MAOL, Alger le 27 Octobre 2002

MOUVEMENT ALGERIEN DES OFFICIERS LIBRES

LEGALITE HONNEUR JUSTICE

Colloque International sur le Terrorisme :

Si le terrorisme est devenu un fléau de dimension planétaire, pour le définir, il faut arborer les procédés et les impostures qui l'entourent avec authenticité et remonter hardiment aux origines de la calamité. En Algérie on connaît parfaitement le monstre et pour cause, les fourbes dans leurs laboratoires sont passés maîtres dans la manipulation et offrent avec arrogance et insolence leurs expériences aux autres gouvernements du monde. Il est presque irréel de les voir s'adresser aux communautés nationale et internationale avec le visage du brave et l'ardeur du sauveur !

Pour remettre les choses dans leur conteste vrai, il faut revenir en arrière et confronter les responsables de la sale guerre avec des vérités sciemment occultée. Durant les années quatre vingt, les services secrets algériens (la sécurité militaire, la DGPS, La DGDS et le DRS) ont exhorté, formé et soutenu des groupes considérés aujourd'hui comme des organisations terroristes de grande envergure. Des éléments et des cadres de l'ETA Basque de l'IRA entre autres ont élu domicile pendant des années en Algérie et se sont entraînés aux techniques de la guérilla à la caserne militaire de Djenien Bourezgue; En plus des moyens financiers, ils avaient même profité de faux documents de voyage pour les besoins de leurs déplacements.
Concernant le terrorisme islamiste, les services algériens ont depuis le début soutenu les Russes dans leur invasion de l'Afghanistan et ce, en infiltrant parmi les moudjahidines afghans des militaires algériens qui se faisaient passer pour des combattants islamistes. La Sécurité Militaire assurait de la sorte l'apport en renseignements nécessaires aux services du KGB dans son combat ; il faut par ailleurs noter que plus récemment la même chose s'est passée en Tchétchènie.
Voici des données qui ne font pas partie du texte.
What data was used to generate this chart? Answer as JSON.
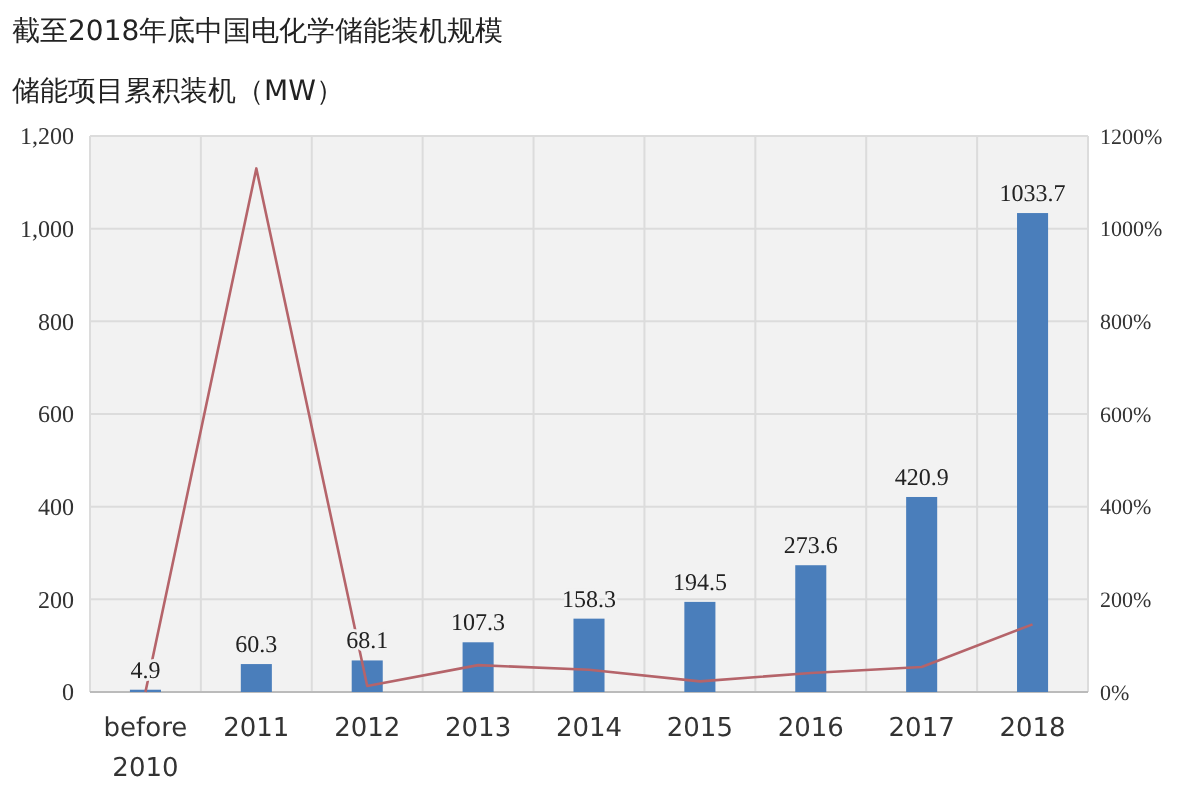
{
  "chart_data": {
    "type": "bar",
    "title": "截至2018年底中国电化学储能装机规模",
    "subtitle": "储能项目累积装机（MW）",
    "categories": [
      "before\n2010",
      "2011",
      "2012",
      "2013",
      "2014",
      "2015",
      "2016",
      "2017",
      "2018"
    ],
    "series": [
      {
        "color": "#4a7ebb",
        "values": [
          4.9,
          60.3,
          68.1,
          107.3,
          158.3,
          194.5,
          273.6,
          420.9,
          1033.7
        ],
        "value_labels": [
          "4.9",
          "60.3",
          "68.1",
          "107.3",
          "158.3",
          "194.5",
          "273.6",
          "420.9",
          "1033.7"
        ]
      },
      {
        "type": "line",
        "axis": "y2",
        "color": "#b5646a",
        "values": [
          0,
          1130,
          13,
          58,
          48,
          23,
          41,
          54,
          146
        ]
      }
    ],
    "ylim": [
      0,
      1200
    ],
    "yticks": [
      {
        "value": 0,
        "label": "0"
      },
      {
        "value": 200,
        "label": "200"
      },
      {
        "value": 400,
        "label": "400"
      },
      {
        "value": 600,
        "label": "600"
      },
      {
        "value": 800,
        "label": "800"
      },
      {
        "value": 1000,
        "label": "1,000"
      },
      {
        "value": 1200,
        "label": "1,200"
      }
    ],
    "y2lim": [
      0,
      1200
    ],
    "y2ticks": [
      {
        "value": 0,
        "label": "0%"
      },
      {
        "value": 200,
        "label": "200%"
      },
      {
        "value": 400,
        "label": "400%"
      },
      {
        "value": 600,
        "label": "600%"
      },
      {
        "value": 800,
        "label": "800%"
      },
      {
        "value": 1000,
        "label": "1000%"
      },
      {
        "value": 1200,
        "label": "1200%"
      }
    ],
    "grid": true,
    "marker": "none"
  }
}
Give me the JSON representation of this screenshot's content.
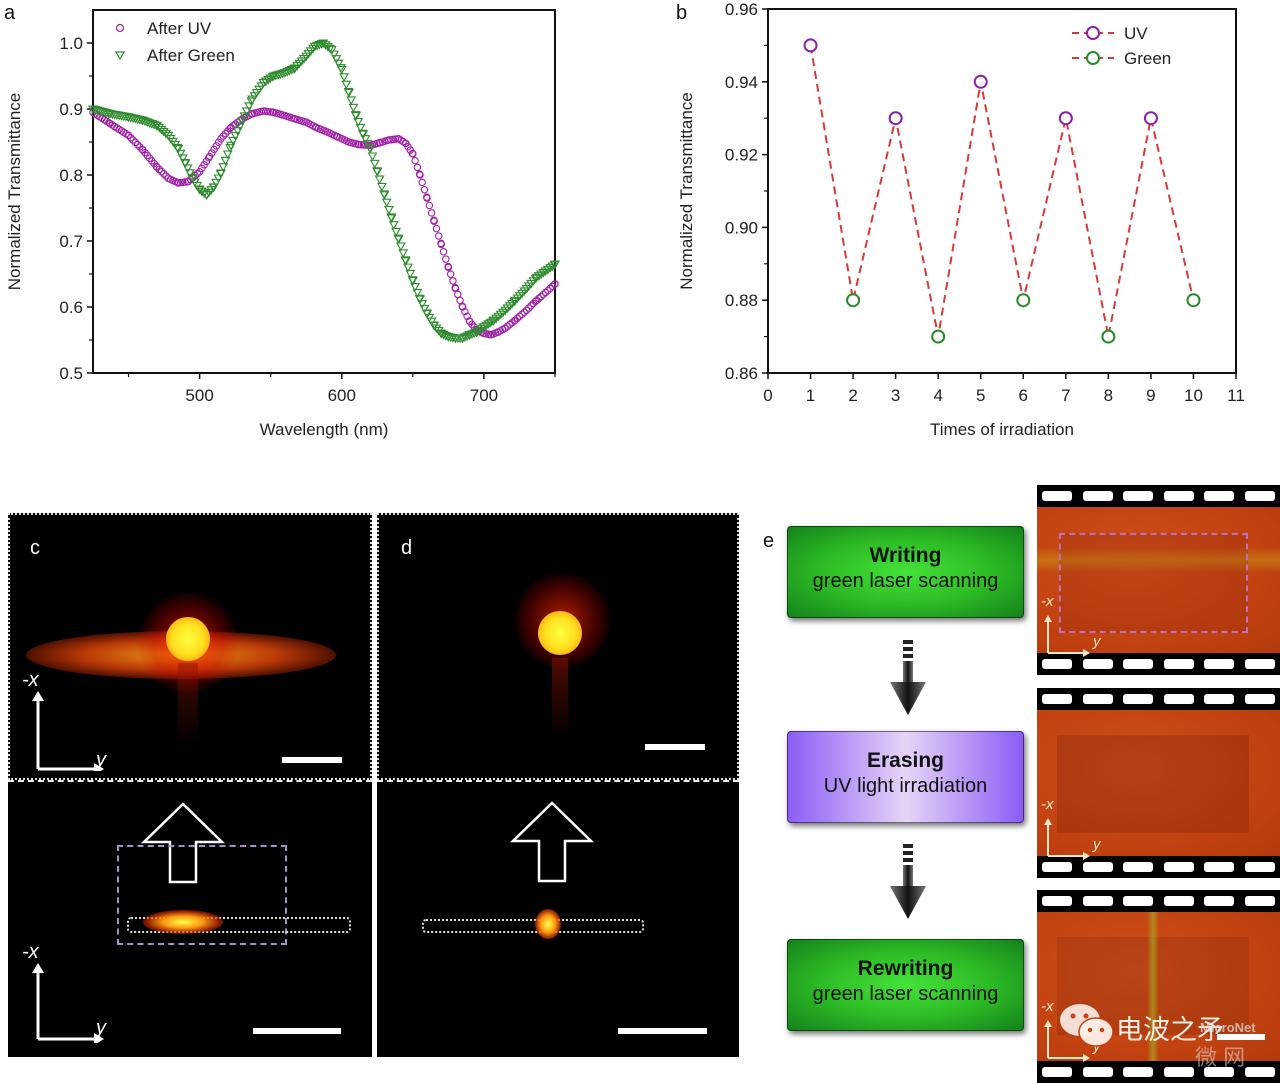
{
  "panels": {
    "a": "a",
    "b": "b",
    "c": "c",
    "d": "d",
    "e": "e"
  },
  "colors": {
    "uv": "#a020a8",
    "green": "#2e8b2e",
    "dash": "#d63a3a",
    "b_uv_marker": "#8a1fa8",
    "b_green_marker": "#2a8a2a"
  },
  "chart_data": [
    {
      "id": "a",
      "type": "scatter",
      "title": "",
      "xlabel": "Wavelength (nm)",
      "ylabel": "Normalized Transmittance",
      "xlim": [
        425,
        750
      ],
      "ylim": [
        0.5,
        1.05
      ],
      "xticks": [
        500,
        600,
        700
      ],
      "xtick_labels": [
        "500",
        "600",
        "700"
      ],
      "yticks": [
        0.5,
        0.6,
        0.7,
        0.8,
        0.9,
        1.0
      ],
      "ytick_labels": [
        "0.5",
        "0.6",
        "0.7",
        "0.8",
        "0.9",
        "1.0"
      ],
      "legend": "top-left",
      "grid": false,
      "series": [
        {
          "name": "After UV",
          "marker": "circle",
          "x": [
            425,
            437,
            450,
            460,
            470,
            478,
            485,
            492,
            500,
            507,
            515,
            522,
            530,
            537,
            545,
            552,
            560,
            567,
            575,
            582,
            590,
            597,
            605,
            612,
            620,
            627,
            633,
            640,
            645,
            650,
            655,
            660,
            665,
            670,
            675,
            680,
            685,
            690,
            695,
            700,
            705,
            710,
            715,
            722,
            730,
            737,
            745,
            750
          ],
          "y": [
            0.895,
            0.878,
            0.86,
            0.838,
            0.812,
            0.795,
            0.788,
            0.79,
            0.805,
            0.828,
            0.855,
            0.872,
            0.885,
            0.893,
            0.897,
            0.895,
            0.89,
            0.885,
            0.88,
            0.872,
            0.865,
            0.858,
            0.85,
            0.846,
            0.845,
            0.849,
            0.853,
            0.855,
            0.848,
            0.832,
            0.8,
            0.765,
            0.73,
            0.695,
            0.66,
            0.628,
            0.6,
            0.578,
            0.565,
            0.56,
            0.558,
            0.562,
            0.568,
            0.58,
            0.595,
            0.61,
            0.625,
            0.635
          ]
        },
        {
          "name": "After Green",
          "marker": "triangle-down",
          "x": [
            425,
            437,
            450,
            460,
            470,
            478,
            485,
            490,
            495,
            500,
            505,
            510,
            515,
            522,
            530,
            537,
            545,
            552,
            560,
            567,
            575,
            581,
            587,
            593,
            600,
            605,
            610,
            615,
            620,
            625,
            630,
            635,
            640,
            645,
            650,
            655,
            660,
            665,
            670,
            675,
            680,
            685,
            690,
            695,
            700,
            707,
            715,
            722,
            730,
            737,
            745,
            750
          ],
          "y": [
            0.9,
            0.893,
            0.888,
            0.883,
            0.875,
            0.86,
            0.84,
            0.818,
            0.795,
            0.778,
            0.77,
            0.782,
            0.803,
            0.845,
            0.882,
            0.915,
            0.94,
            0.95,
            0.955,
            0.962,
            0.98,
            0.995,
            1.0,
            0.99,
            0.96,
            0.925,
            0.89,
            0.862,
            0.84,
            0.805,
            0.77,
            0.735,
            0.703,
            0.67,
            0.64,
            0.612,
            0.59,
            0.572,
            0.56,
            0.555,
            0.553,
            0.553,
            0.558,
            0.562,
            0.57,
            0.58,
            0.595,
            0.61,
            0.628,
            0.645,
            0.657,
            0.665
          ]
        }
      ]
    },
    {
      "id": "b",
      "type": "line",
      "title": "",
      "xlabel": "Times of irradiation",
      "ylabel": "Normalized Transmittance",
      "xlim": [
        0,
        11
      ],
      "ylim": [
        0.86,
        0.96
      ],
      "xticks": [
        0,
        1,
        2,
        3,
        4,
        5,
        6,
        7,
        8,
        9,
        10,
        11
      ],
      "xtick_labels": [
        "0",
        "1",
        "2",
        "3",
        "4",
        "5",
        "6",
        "7",
        "8",
        "9",
        "10",
        "11"
      ],
      "yticks": [
        0.86,
        0.88,
        0.9,
        0.92,
        0.94,
        0.96
      ],
      "ytick_labels": [
        "0.86",
        "0.88",
        "0.90",
        "0.92",
        "0.94",
        "0.96"
      ],
      "legend": "top-right",
      "grid": false,
      "line_style": "dashed",
      "x": [
        1,
        2,
        3,
        4,
        5,
        6,
        7,
        8,
        9,
        10
      ],
      "y": [
        0.95,
        0.88,
        0.93,
        0.87,
        0.94,
        0.88,
        0.93,
        0.87,
        0.93,
        0.88
      ],
      "series": [
        {
          "name": "UV",
          "x": [
            1,
            3,
            5,
            7,
            9
          ],
          "y": [
            0.95,
            0.93,
            0.94,
            0.93,
            0.93
          ]
        },
        {
          "name": "Green",
          "x": [
            2,
            4,
            6,
            8,
            10
          ],
          "y": [
            0.88,
            0.87,
            0.88,
            0.87,
            0.88
          ]
        }
      ]
    }
  ],
  "panel_c": {
    "axis_neg_x": "-x",
    "axis_y": "y"
  },
  "panel_d": {},
  "panel_e": {
    "steps": [
      {
        "title": "Writing",
        "subtitle": "green laser scanning"
      },
      {
        "title": "Erasing",
        "subtitle": "UV light irradiation"
      },
      {
        "title": "Rewriting",
        "subtitle": "green laser scanning"
      }
    ],
    "axis_neg_x": "-x",
    "axis_y": "y"
  },
  "watermark": {
    "text": "电波之矛",
    "brand": "MicroNet",
    "brand_cn": "微 网"
  }
}
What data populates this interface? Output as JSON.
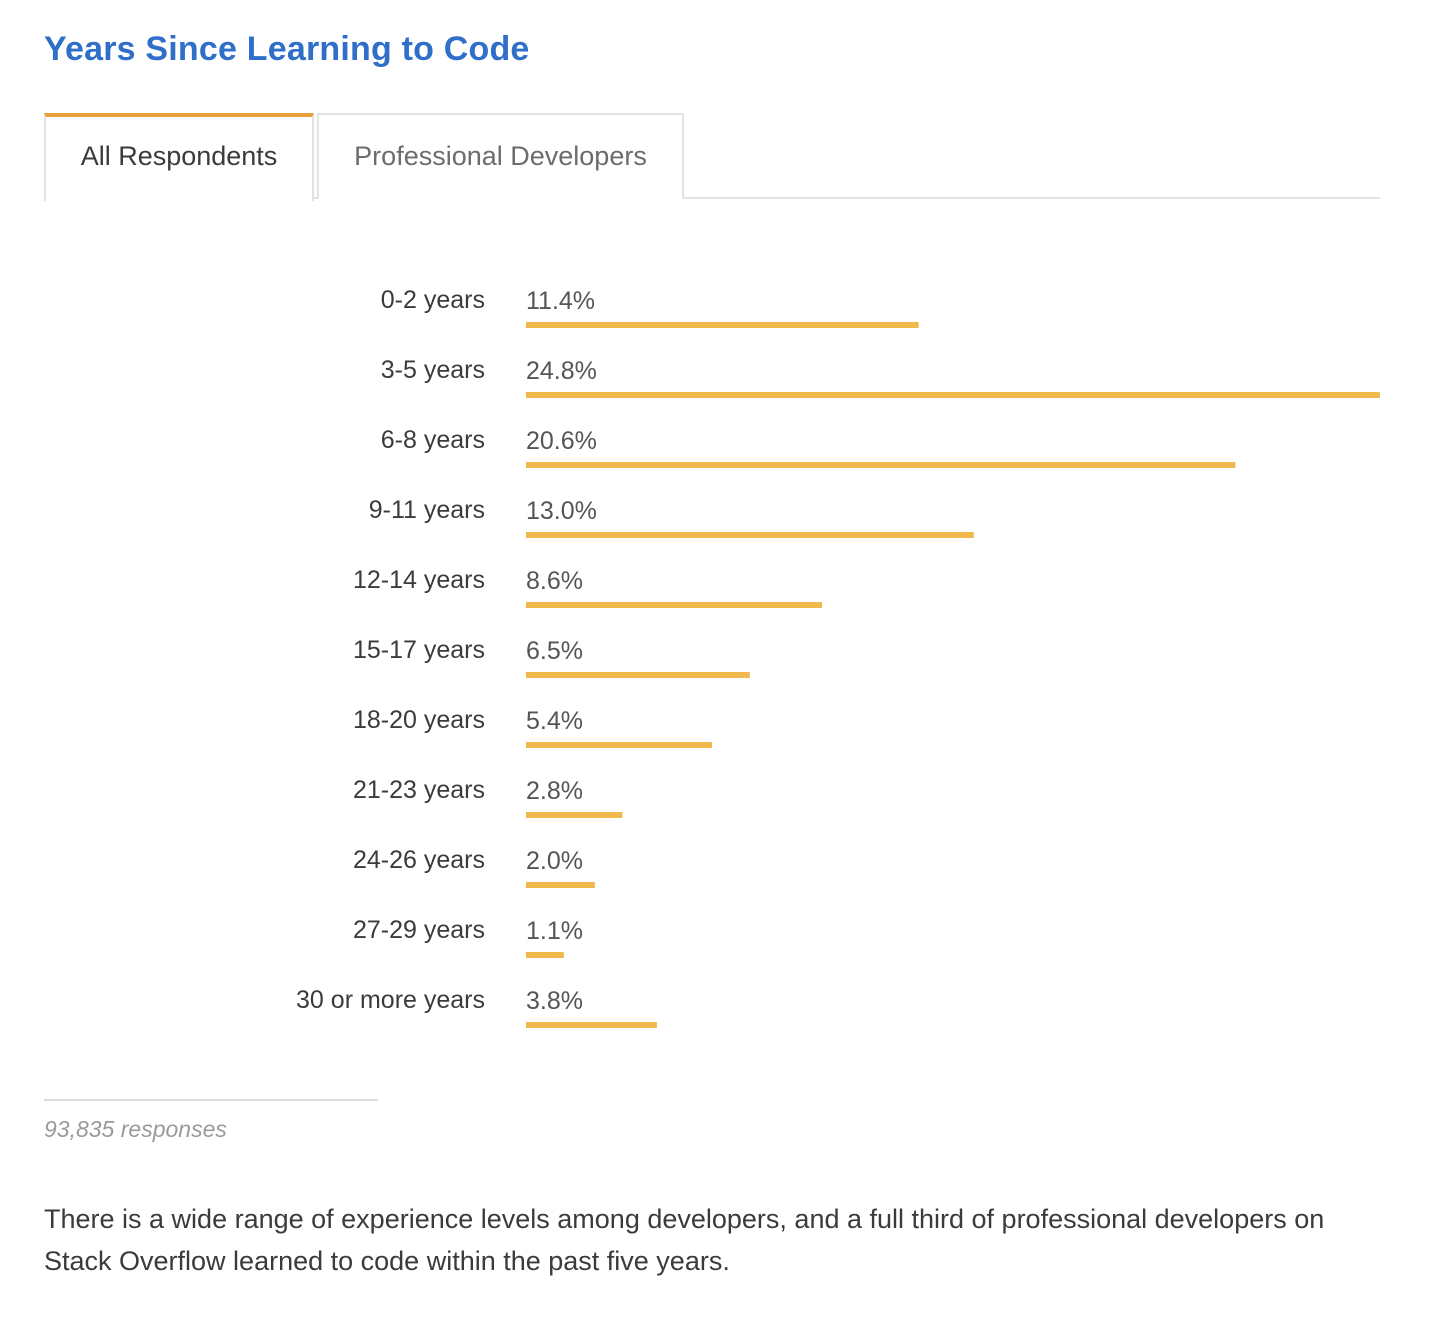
{
  "header": {
    "title": "Years Since Learning to Code"
  },
  "tabs": [
    {
      "label": "All Respondents",
      "active": true
    },
    {
      "label": "Professional Developers",
      "active": false
    }
  ],
  "colors": {
    "bar": "#f0b94e",
    "title": "#2f6fc9",
    "tab_accent": "#e9a23b"
  },
  "chart_data": {
    "type": "bar",
    "orientation": "horizontal",
    "title": "Years Since Learning to Code",
    "categories": [
      "0-2 years",
      "3-5 years",
      "6-8 years",
      "9-11 years",
      "12-14 years",
      "15-17 years",
      "18-20 years",
      "21-23 years",
      "24-26 years",
      "27-29 years",
      "30 or more years"
    ],
    "values": [
      11.4,
      24.8,
      20.6,
      13.0,
      8.6,
      6.5,
      5.4,
      2.8,
      2.0,
      1.1,
      3.8
    ],
    "value_labels": [
      "11.4%",
      "24.8%",
      "20.6%",
      "13.0%",
      "8.6%",
      "6.5%",
      "5.4%",
      "2.8%",
      "2.0%",
      "1.1%",
      "3.8%"
    ],
    "unit": "%",
    "xlim": [
      0,
      24.8
    ]
  },
  "footer": {
    "responses": "93,835 responses",
    "description": "There is a wide range of experience levels among developers, and a full third of professional developers on Stack Overflow learned to code within the past five years."
  }
}
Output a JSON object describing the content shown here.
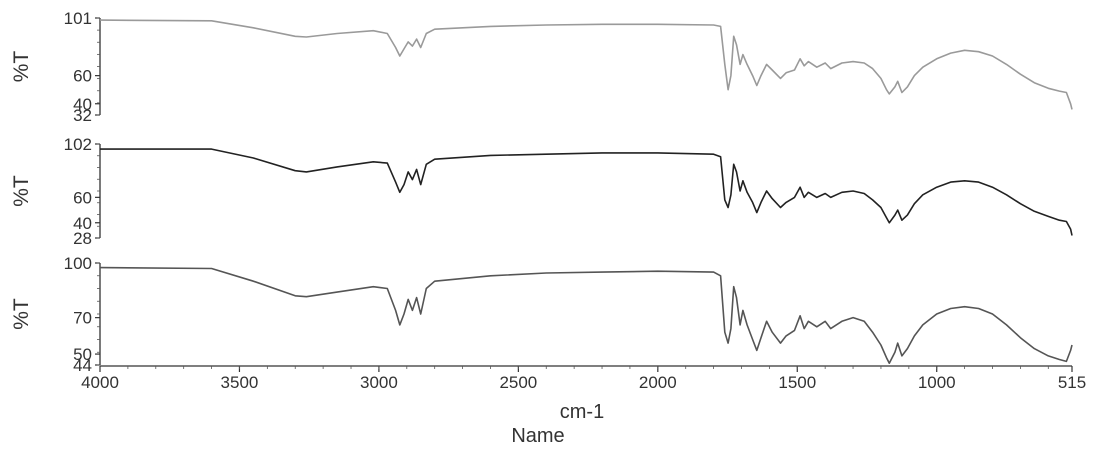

Le précédent algérien en matière de terrorisme existe bel et bien puisque à la stratégie de manipulation médiatique engagée dès 1992 s'est superposée la tactique de contre-révolution pour dominer intégralement par la terreur la scène socio-économique. Après la mise en place de ces astuces de fourvoiement, toutes les sources de profit sans exception sont tombées entre les mains des décideurs.

Le terrorisme d'Etat est de ce fait une réalité algéro-algérienne qui ne peut plus être masquée quels que soient les efforts pourvus à la tache. Bien que le " Qui tue Qui " reste une énigme pour certains, pour la déchiffrer, il faut juste s'interroger sur l'opportunité des derniers massacres et de tous les massacres survenus à des dates politiquement importantes.

Se dissimulant derrière l'honneur de l'institution militaire les décideurs essayent d'esquiver toute demande de compte en bravant des slogans nationalistes qu'ils ont été les premiers à profaner. Il suffit d'examiner le passé du sinistre général Mohamed Touati pour se rendre compte de la supercherie du Mokh qui a les mains souillées de sang depuis les années cinquante.

Les prédicateurs de la paix du jour sont les incendiaires de naguère qui tentent véhément de réécrire l'histoire afin de falsifier ce qu'il y a de plus précieux : La mémoire. Ils passent du rôle de bourreau à celui de victime pour se mettre au diapason des nouvelles données internationales et tentent avec insistance d'imposer leur lugubre expérience comme une référence dans le domaine de la lutte antiterroriste.
Ils ambitionnent par ce colloque dédié à la lutte mondiale contre le terrorisme de se laver du sang des dizaines de milliers d'Algériens en l'imputant aux monstres qu'ils ont aidé et à ceux qu'ils ont eux même créé.

Gloire à nos martyrs et Tahya El Djazair.